MLTID also make up the hashkey, once you’ve built QA tables they should be based on a tenant, therefore the column itself doesn’t persist beyond DV-no need
As far as the other metadata, as long as it makes sense for your use case, QA tables & IM views are disposable. If you rebuild your PIT or Bridge then your metadata obviously changes
Hi everyone - i just wanted to make sure i read this correctly: Bridges may potentially contain a (logarithmic) window of snapshots just like PITs, if there is a compelling reason to support it - such as supporting a downstream Timespan Fact, where there is a need to Marty McFly back in time? Otherwise the recommendation is to rebuild per run (day)?
One more question: PITs - to hash or not to hash? Is there any definitive guidance on whether the primary key is either:
- a multi-part key based on the associated hub/link hashkey and the snapshot date columns; or
- a separate single column hash of the associated hub/link hashkey and the snapshot date (with alternate unique key on the associated hub/link hashkey and the snapshot date columns)
Does it matter?
Looking at Dan’s guidance on virtualising Type 2 Dimensions it looks to me that the dedicated PIT hashkey column is rather helpful in this regard. But guidance seems to differ based which source material you refer to…
Correct. If you want to build a virtual SCD2 on top of a historized PIT you need a PK for the dimension. The hashkey of the Hub alone would not be unique as you are tracking changes over time. Hashing the Hub business key attributes plus the loaddts of the PIT row are needed to get a unique value that can act as the virtual PK for the virtual SCD2.
To answer your question about whether you need a snapshot date in a Bridge, think about what a Bridge table is providing - it’s a join table of key sets to the underlying objects. The Bridge may be collecting these key sets in a forward rolling manner and may include a computed End Date based on the associated Link’s Effectivity Satellite. You can compute the duration of the Link’s representative relationships using the Load Date (which will act as a Snapshot Date); and you could have multiple End Dates in the Bridge if you have multiple Links with associated Effectivity Satellites. It depends on the Use Case that you are building to. If you are maintaining a Bridge in a forward rolling manner, then you would most likely not want to reload it. Again, the load process will follow the Use Case.

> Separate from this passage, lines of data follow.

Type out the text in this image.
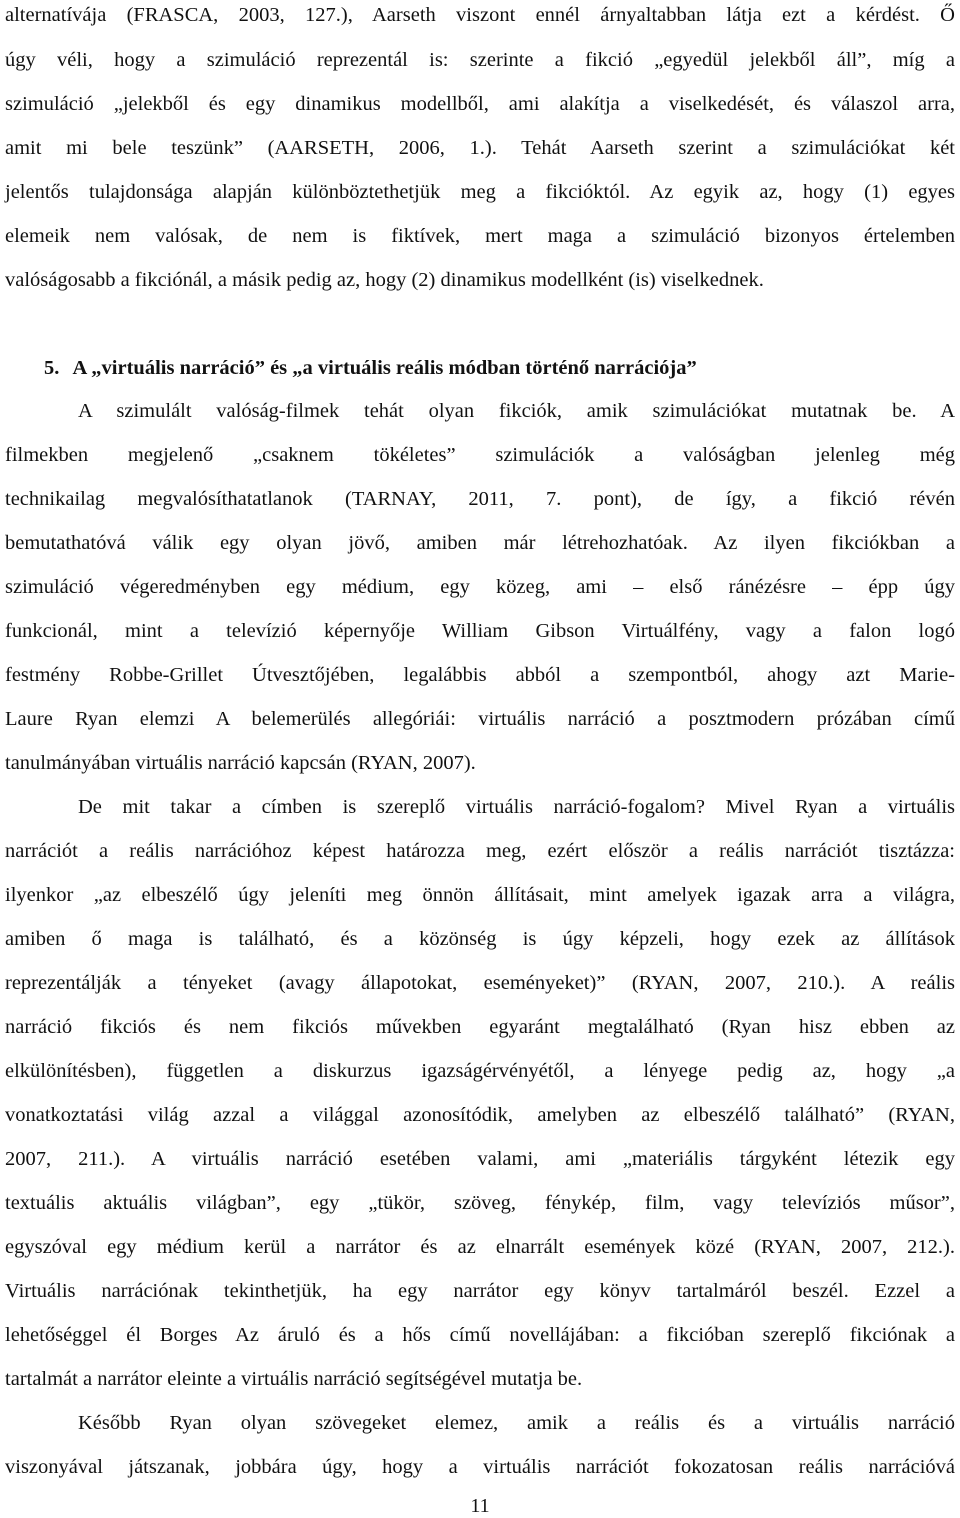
alternatívája (FRASCA, 2003, 127.), Aarseth viszont ennél árnyaltabban látja ezt a kérdést. Ő
úgy véli, hogy a szimuláció reprezentál is: szerinte a fikció „egyedül jelekből áll”, míg a
szimuláció „jelekből és egy dinamikus modellből, ami alakítja a viselkedését, és válaszol arra,
amit mi bele teszünk” (AARSETH, 2006, 1.). Tehát Aarseth szerint a szimulációkat két
jelentős tulajdonsága alapján különböztethetjük meg a fikcióktól. Az egyik az, hogy (1) egyes
elemeik nem valósak, de nem is fiktívek, mert maga a szimuláció bizonyos értelemben
valóságosabb a fikciónál, a másik pedig az, hogy (2) dinamikus modellként (is) viselkednek.
5. A „virtuális narráció” és „a virtuális reális módban történő narrációja”
A szimulált valóság-filmek tehát olyan fikciók, amik szimulációkat mutatnak be. A
filmekben megjelenő „csaknem tökéletes” szimulációk a valóságban jelenleg még
technikailag megvalósíthatatlanok (TARNAY, 2011, 7. pont), de így, a fikció révén
bemutathatóvá válik egy olyan jövő, amiben már létrehozhatóak. Az ilyen fikciókban a
szimuláció végeredményben egy médium, egy közeg, ami – első ránézésre – épp úgy
funkcionál, mint a televízió képernyője William Gibson Virtuálfény, vagy a falon logó
festmény Robbe-Grillet Útvesztőjében, legalábbis abból a szempontból, ahogy azt Marie-
Laure Ryan elemzi A belemerülés allegóriái: virtuális narráció a posztmodern prózában című
tanulmányában virtuális narráció kapcsán (RYAN, 2007).
De mit takar a címben is szereplő virtuális narráció-fogalom? Mivel Ryan a virtuális
narrációt a reális narrációhoz képest határozza meg, ezért először a reális narrációt tisztázza:
ilyenkor „az elbeszélő úgy jeleníti meg önnön állításait, mint amelyek igazak arra a világra,
amiben ő maga is található, és a közönség is úgy képzeli, hogy ezek az állítások
reprezentálják a tényeket (avagy állapotokat, eseményeket)” (RYAN, 2007, 210.). A reális
narráció fikciós és nem fikciós művekben egyaránt megtalálható (Ryan hisz ebben az
elkülönítésben), független a diskurzus igazságérvényétől, a lényege pedig az, hogy „a
vonatkoztatási világ azzal a világgal azonosítódik, amelyben az elbeszélő található” (RYAN,
2007, 211.). A virtuális narráció esetében valami, ami „materiális tárgyként létezik egy
textuális aktuális világban”, egy „tükör, szöveg, fénykép, film, vagy televíziós műsor”,
egyszóval egy médium kerül a narrátor és az elnarrált események közé (RYAN, 2007, 212.).
Virtuális narrációnak tekinthetjük, ha egy narrátor egy könyv tartalmáról beszél. Ezzel a
lehetőséggel él Borges Az áruló és a hős című novellájában: a fikcióban szereplő fikciónak a
tartalmát a narrátor eleinte a virtuális narráció segítségével mutatja be.
Később Ryan olyan szövegeket elemez, amik a reális és a virtuális narráció
viszonyával játszanak, jobbára úgy, hogy a virtuális narrációt fokozatosan reális narrációvá
11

With regard to hashing or not to hash on a PIT - it is a design preference based on the Use Case. All PITs and Bridges are Use Case driven. You may wish to compute a hash on the entirety of a PIT’s row-level column set as a means to eliminate duplicate rows for the specified snapshot date and to assist with restart-ability should something happen during the load process. The recommended best practice for the unique row-level identifier on a PIT or Bridge is to generate a sequence number - yes, that’s right - a sequence number. Why? Two-fold: (a) it is strictly a unique row identifier; no dependencies; no lookups; no latency; and (b) it allows the Bridge or PIT to mimic a Kimball-styled Fact or Type 2 dimension.
You’ll want to stay away from hashing a hash key. On a PIT table, you should have the entire business key for every hub or, in the case of a link-based PIT, you should have every business key represented in the link relationship, along with the required set of satellite primary key/load date pairs.